Repression by governments and violent retribution by criminal gangs, including drug cartels, are the main culprits.

Also several countries still have oppressive defamation laws that can send reporters to jail for simply doing their jobs.

“It’s an excellent tool for silencing journalists, especially in countries like ours where the justice system is so corrupt,” Adriana Leon of the Peru office of the Press and Society Institute (IPYS), a Latin American journalism watchdog, said of criminal defamation laws.

The 2 percenters

According to Freedom House, last year just four of this region’s nations — Belize,Costa Rica, Guyana and Uruguay — had “free” media.

Even with democracy often fragile here, the idea that just 2 percent of the Latin America's population — the share found in those four countries — can access independent local journalism seems shockingly puny.

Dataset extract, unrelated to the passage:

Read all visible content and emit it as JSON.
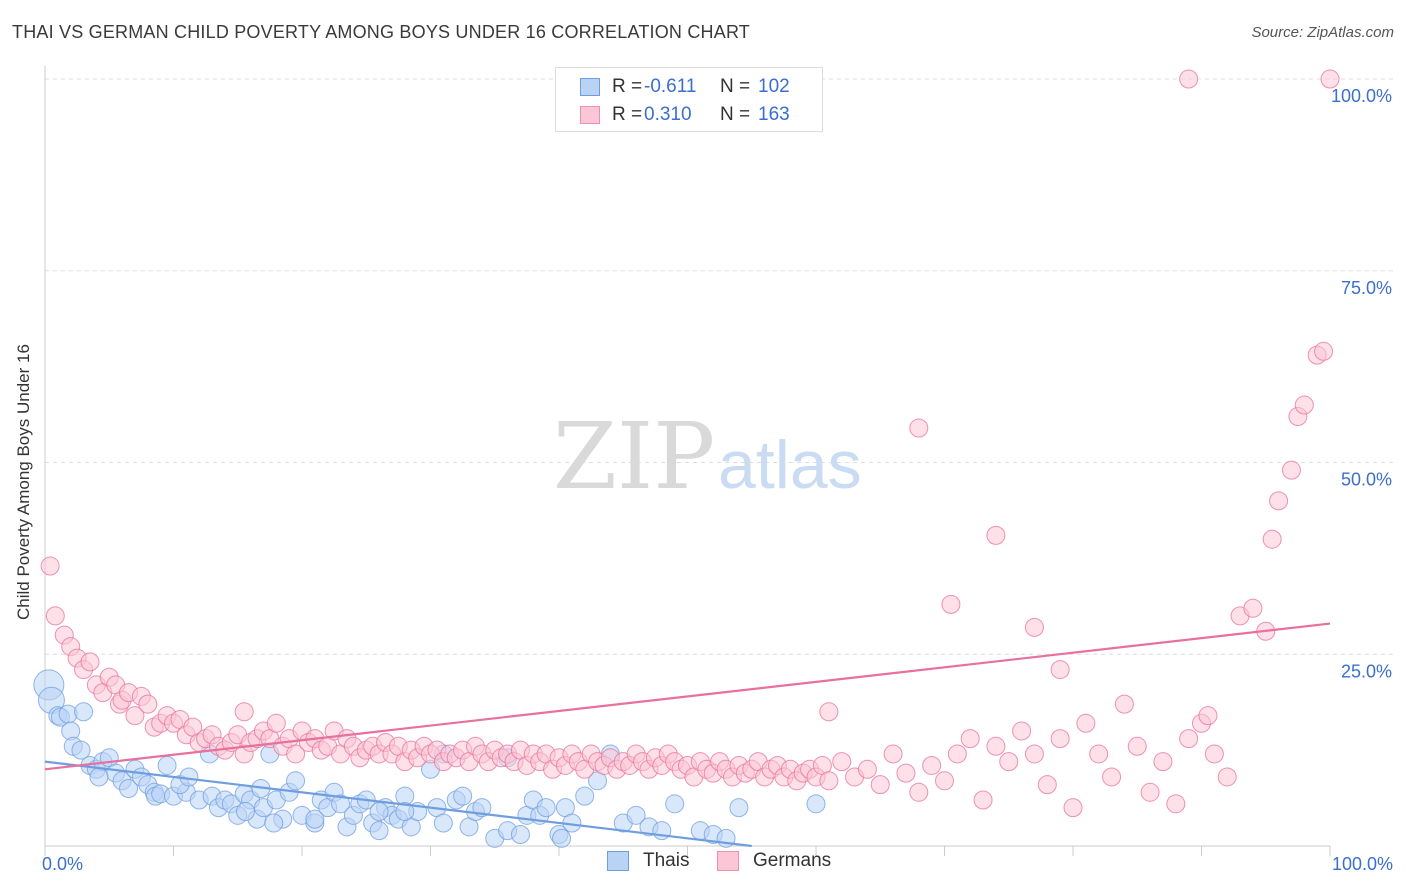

Arguably, that figure doesn’t reflect the vibrancy of the commercial media in much of the Americas, or journalists’ willingness to criticize authorities — including sometimes without getting the facts straight.

Meanwhile, Freedom House rated Cuba, Ecuador, Honduras, Mexico and Venezuela “not free.” The rest, including Argentina, Brazil and Colombia, fell into the broad 'tweener category of “partly free.”

The DC-based group says it came to these findings after consulting over 60 analysts and mining the research of governments, rights groups and watchdogs worldwide.

“Although there is an element of subjectivity inherent in the index findings, the ratings process emphasizes intellectual rigor and balanced and unbiased judgments,” Freedom House says.